Rao claimed that since Adityanath became the chief minister in March 2017, Uttar Pradesh has witnessed development at an “unprecedented scale.” Earlier this month, Adityanath made the same assertion while addressing a crowd of around three hundred at the Deen Dayal Upadhyaya Gorakhpur University. For around two hours, he praised his government for improving law and order, infrastructure and healthcare in the state, while criticising the previous state government for its “misgovernance.” In August 2017, as many as 34 children and 18 adults had died at Gorakhpur’s Baba Raghav Das Medical College after the oxygen supply at the hospital finished. Some media reports suggested that the deaths occurred due to the negligence of the BJP-led state government. When I asked Rao about these reports, he termed them “100 percent fraud,” and said that the controversy had been blown out of proportion.

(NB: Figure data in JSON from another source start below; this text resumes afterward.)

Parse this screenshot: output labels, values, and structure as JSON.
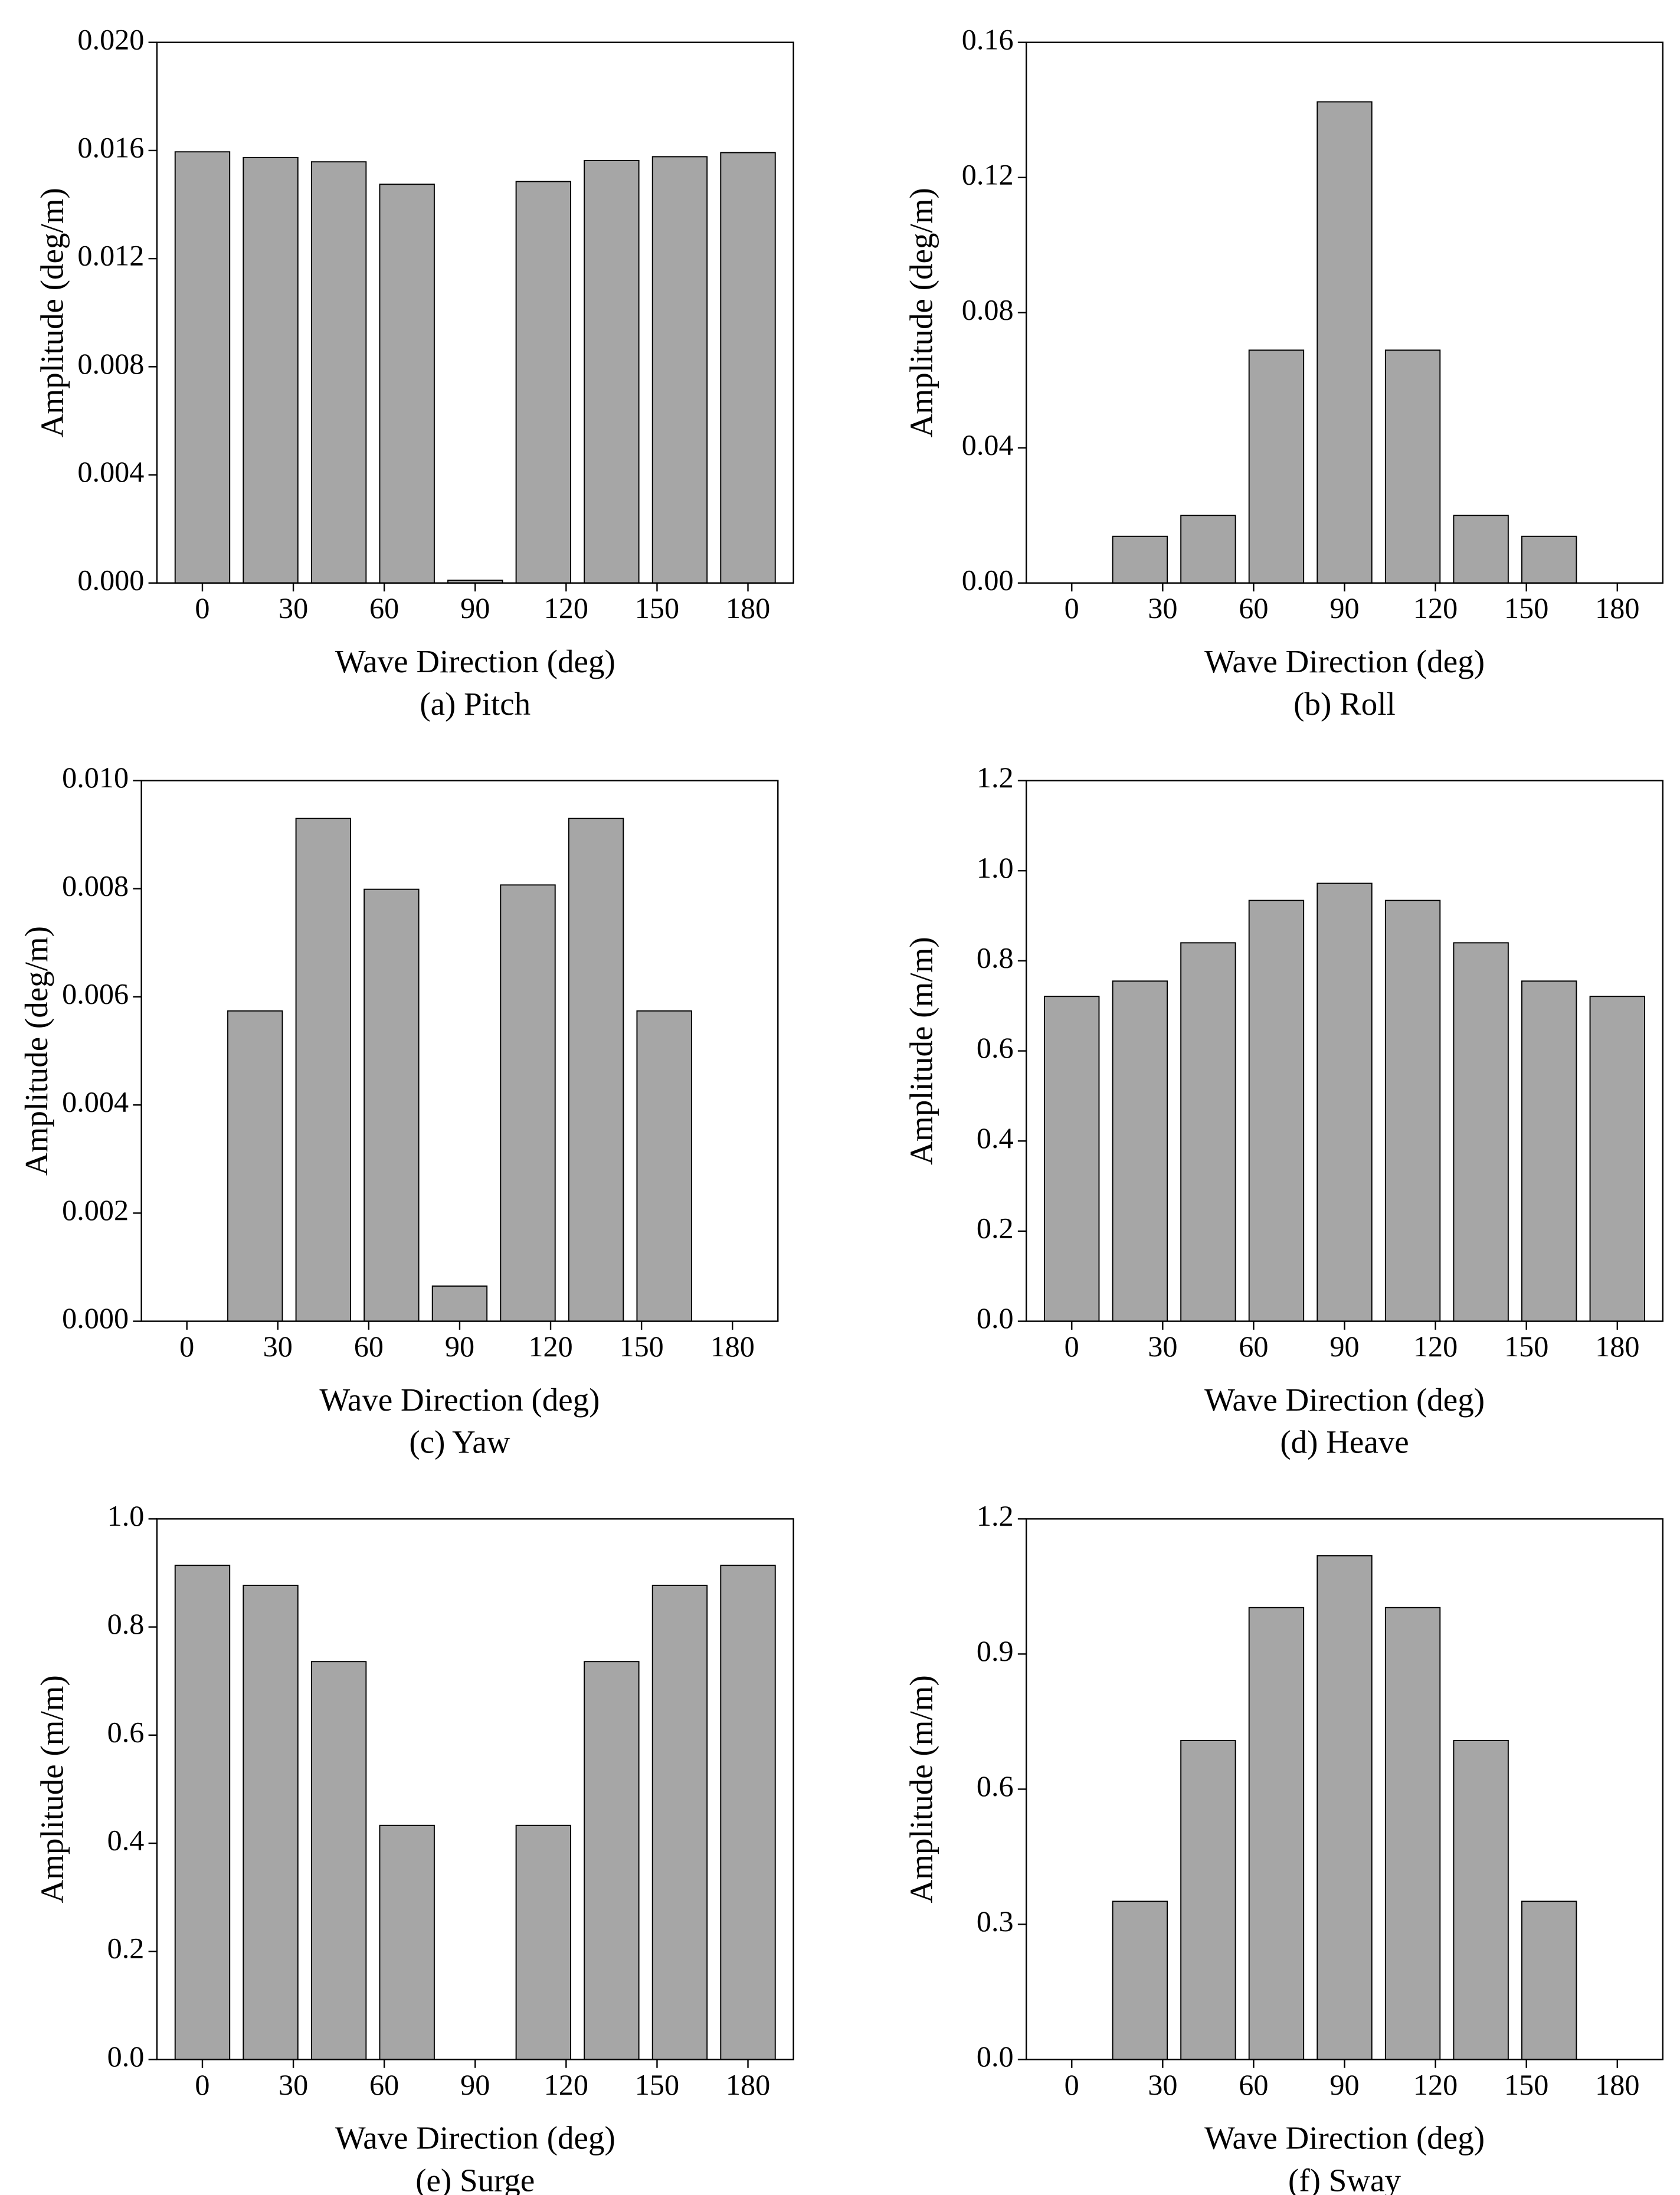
{
  "chart_data": [
    {
      "type": "bar",
      "caption": "(a) Pitch",
      "xlabel": "Wave Direction (deg)",
      "ylabel": "Amplitude (deg/m)",
      "x": [
        0,
        22.5,
        45,
        67.5,
        90,
        112.5,
        135,
        157.5,
        180
      ],
      "values": [
        0.01595,
        0.01574,
        0.01558,
        0.01475,
        0.0001,
        0.01485,
        0.01563,
        0.01577,
        0.01592
      ],
      "color": "#a6a6a6",
      "xlim": [
        -15,
        195
      ],
      "xticks": [
        0,
        30,
        60,
        90,
        120,
        150,
        180
      ],
      "ylim": [
        0,
        0.02
      ],
      "yticks": [
        {
          "value": 0,
          "label": "0.000"
        },
        {
          "value": 0.004,
          "label": "0.004"
        },
        {
          "value": 0.008,
          "label": "0.008"
        },
        {
          "value": 0.012,
          "label": "0.012"
        },
        {
          "value": 0.016,
          "label": "0.016"
        },
        {
          "value": 0.02,
          "label": "0.020"
        }
      ]
    },
    {
      "type": "bar",
      "caption": "(b) Roll",
      "xlabel": "Wave Direction (deg)",
      "ylabel": "Amplitude (deg/m)",
      "x": [
        0,
        22.5,
        45,
        67.5,
        90,
        112.5,
        135,
        157.5,
        180
      ],
      "values": [
        0,
        0.0138,
        0.02,
        0.0689,
        0.1424,
        0.0689,
        0.02,
        0.0138,
        0
      ],
      "color": "#a6a6a6",
      "xlim": [
        -15,
        195
      ],
      "xticks": [
        0,
        30,
        60,
        90,
        120,
        150,
        180
      ],
      "ylim": [
        0,
        0.16
      ],
      "yticks": [
        {
          "value": 0,
          "label": "0.00"
        },
        {
          "value": 0.04,
          "label": "0.04"
        },
        {
          "value": 0.08,
          "label": "0.08"
        },
        {
          "value": 0.12,
          "label": "0.12"
        },
        {
          "value": 0.16,
          "label": "0.16"
        }
      ]
    },
    {
      "type": "bar",
      "caption": "(c) Yaw",
      "xlabel": "Wave Direction (deg)",
      "ylabel": "Amplitude (deg/m)",
      "x": [
        0,
        22.5,
        45,
        67.5,
        90,
        112.5,
        135,
        157.5,
        180
      ],
      "values": [
        0,
        0.00574,
        0.0093,
        0.00799,
        0.00065,
        0.00807,
        0.0093,
        0.00574,
        0
      ],
      "color": "#a6a6a6",
      "xlim": [
        -15,
        195
      ],
      "xticks": [
        0,
        30,
        60,
        90,
        120,
        150,
        180
      ],
      "ylim": [
        0,
        0.01
      ],
      "yticks": [
        {
          "value": 0,
          "label": "0.000"
        },
        {
          "value": 0.002,
          "label": "0.002"
        },
        {
          "value": 0.004,
          "label": "0.004"
        },
        {
          "value": 0.006,
          "label": "0.006"
        },
        {
          "value": 0.008,
          "label": "0.008"
        },
        {
          "value": 0.01,
          "label": "0.010"
        }
      ]
    },
    {
      "type": "bar",
      "caption": "(d) Heave",
      "xlabel": "Wave Direction (deg)",
      "ylabel": "Amplitude (m/m)",
      "x": [
        0,
        22.5,
        45,
        67.5,
        90,
        112.5,
        135,
        157.5,
        180
      ],
      "values": [
        0.721,
        0.755,
        0.84,
        0.934,
        0.972,
        0.934,
        0.84,
        0.755,
        0.721
      ],
      "color": "#a6a6a6",
      "xlim": [
        -15,
        195
      ],
      "xticks": [
        0,
        30,
        60,
        90,
        120,
        150,
        180
      ],
      "ylim": [
        0,
        1.2
      ],
      "yticks": [
        {
          "value": 0,
          "label": "0.0"
        },
        {
          "value": 0.2,
          "label": "0.2"
        },
        {
          "value": 0.4,
          "label": "0.4"
        },
        {
          "value": 0.6,
          "label": "0.6"
        },
        {
          "value": 0.8,
          "label": "0.8"
        },
        {
          "value": 1,
          "label": "1.0"
        },
        {
          "value": 1.2,
          "label": "1.2"
        }
      ]
    },
    {
      "type": "bar",
      "caption": "(e) Surge",
      "xlabel": "Wave Direction (deg)",
      "ylabel": "Amplitude (m/m)",
      "x": [
        0,
        22.5,
        45,
        67.5,
        90,
        112.5,
        135,
        157.5,
        180
      ],
      "values": [
        0.914,
        0.877,
        0.736,
        0.433,
        0,
        0.433,
        0.736,
        0.877,
        0.914
      ],
      "color": "#a6a6a6",
      "xlim": [
        -15,
        195
      ],
      "xticks": [
        0,
        30,
        60,
        90,
        120,
        150,
        180
      ],
      "ylim": [
        0,
        1
      ],
      "yticks": [
        {
          "value": 0,
          "label": "0.0"
        },
        {
          "value": 0.2,
          "label": "0.2"
        },
        {
          "value": 0.4,
          "label": "0.4"
        },
        {
          "value": 0.6,
          "label": "0.6"
        },
        {
          "value": 0.8,
          "label": "0.8"
        },
        {
          "value": 1,
          "label": "1.0"
        }
      ]
    },
    {
      "type": "bar",
      "caption": "(f) Sway",
      "xlabel": "Wave Direction (deg)",
      "ylabel": "Amplitude (m/m)",
      "x": [
        0,
        22.5,
        45,
        67.5,
        90,
        112.5,
        135,
        157.5,
        180
      ],
      "values": [
        0,
        0.351,
        0.708,
        1.003,
        1.118,
        1.003,
        0.708,
        0.351,
        0
      ],
      "color": "#a6a6a6",
      "xlim": [
        -15,
        195
      ],
      "xticks": [
        0,
        30,
        60,
        90,
        120,
        150,
        180
      ],
      "ylim": [
        0,
        1.2
      ],
      "yticks": [
        {
          "value": 0,
          "label": "0.0"
        },
        {
          "value": 0.3,
          "label": "0.3"
        },
        {
          "value": 0.6,
          "label": "0.6"
        },
        {
          "value": 0.9,
          "label": "0.9"
        },
        {
          "value": 1.2,
          "label": "1.2"
        }
      ]
    }
  ]
}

He pivoted the conversation back to politics. Rao also told me that while the Yadavs and the Dalits would vote for the grand alliance, “upper castes and OBCs will vote for the BJP.” Shravan Kumar Nirala, the zone coordinator of the BSP in Gorakhpur, echoed Rao’s thoughts about the alliance’s vote bank and added that the “Muslims and Nishads will vote for the alliance.” Kali Shankar Yadav, the incharge of SP’s youth wing in Gorakhpur, also claimed that they “have an unbeatable caste coalition.” Yadav said the city was a “prestige” issue for Adityanath, who “will use money and muscle power to win Gorakhpur,” but was confident that the coalition would win. Although the alliance’s candidate for Gorakhpur has not been declared, everyone I spoke to agreed that it would most likely be Praveen Nishad from the SP.
On 7 March, I attended a rally organised by the NISHAD party to demand reservations for the community in Gorakhpur. Around two thousand people participated in the rally, many of whom were wearing red caps and carrying flags with an inscription of the party’s name. Pappu Kumar Nishad, an unemployed 20-year-old resident of Gorakhpur, said, “I have just finished a BA, but there are no jobs available. This is why we need reservations.” He said that if a fellow Nishad had a government job they would be in a position to help him. Dilip Nishad, from Ghazipur in eastern Uttar Pradesh, told me, “Upper castes get reservation without asking for it, because the government implemented a 10-percent quota, but they haven’t met our long standing demand.”
Sanjay had told me that he was opposed to the BJP. “The BJP is a false party because they don’t want Nishads to prosper.” At the rally, the participants seemed to believe the same. Referring to the emerging political consciousness among the Nishads in recent years, Ravindra Nishad, a 24-year-old resident of Uttar Pradesh’s Maharajganj district, told me, “It has been a long time in the making, but earlier we didn’t have a political party of our own.” He added, “We will vote for anyone who our party asks us to vote for. Anyone but the BJP.”